Conservative MPs are on a three-line Whip this morning. Labour MPs are being “scrambled back”, according to the Daily Telegraph, in order not to miss the vote. What is going on?
John Bercow, that’s what – or, rather, the question of whether he should go on at all and, if so, how. The Commons will vote this morning on whether or not the Speaker should be elected by secret ballot at the start of a Parliament. At the same time as the debate takes place, a “strategy meeting” will be held for Conservative MPs on the Parliamentary estate, which will be addressed by no less senior a figure than Lynton Crosby.
Friends of the Speaker are being scraped off the sloping roof of the Commons Chamber. The Procedure Committee has recommended that the present method of electing the Speaker be retained – and that he not be subject to a secret ballot, they say. It is therefore inappropriate for William Hague, acting on behalf of the Government, to recommend otherwise in the motion that is to be considered today. Certainly, Charles Walker, the present Chairman of the Committee, is furious – especially since he was given no notice of the Government’s intention.
Furthermore, those friends say, the Committee recommended that any debate on the matter should be held in Commons prime time (as it were). Conservative MPs, under instruction to attend the Strategy Meeting, will therefore have no option but to miss it – and then stream over from Portcullis House to vote without having had a chance to hear all the arguments. They argue that Tory MPs have been given no proper notice of the vote, which won’t really be a free one. It is, they say, a squalid manoeuvre – designed by the Executive to get rid of an independent-minded Speaker – “Hague’s leaving present”.

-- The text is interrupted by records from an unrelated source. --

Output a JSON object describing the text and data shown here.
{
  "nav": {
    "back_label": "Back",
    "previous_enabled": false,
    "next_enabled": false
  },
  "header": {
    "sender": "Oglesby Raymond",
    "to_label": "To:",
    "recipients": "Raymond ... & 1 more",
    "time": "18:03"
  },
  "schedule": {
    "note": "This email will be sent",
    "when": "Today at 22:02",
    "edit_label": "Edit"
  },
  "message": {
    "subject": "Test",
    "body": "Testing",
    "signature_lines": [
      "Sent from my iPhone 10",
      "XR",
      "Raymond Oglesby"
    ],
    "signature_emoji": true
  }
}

Not so, say Government sources. Conservative MPs were told about the vote, which has been made possible by the unexpected swift progress through the Lords of the Modern Slavery Bill, as soon as was practicable. There will be plenty of time for them to hear the debate. The Speaker’s friends are defending the indefensible: what’s good for the deputy speakers, who are elected by secret ballot, should be good for the Speaker, too. If there is a secret ballot in a few weeks and the present Speaker is not elected, he can simply retire to the backbenches – as candidates for the deputy speakership do if they are unsuccessful. And they claim that the vote will be a genuinely free one.
Whatever your view, one thing is certain. A mis-formed villain who seized power through treachery is today to be solemnly buried. I refer, of course, to Richard III, whose funeral takes place today in Leicester. Some MPs, not all of them Tories, believe that the malefactor is closer to hand. Which takes ConservativeHome back to where this article began. Very many Tory MPs believe that Bercow is effectively the servant of Labour, and will view the return of its MPs to support him as proof.
Our view has long been that the Speaker’s position is therefore untenable. But that is not the matter that will be debated today – which is surely straightforward, and nothing to do with the merits or demerits of the Chair’s present occupant. We have secret ballots in elections so that those who participate in them can vote in secret. There’s no good reason why the Speaker’s should be different.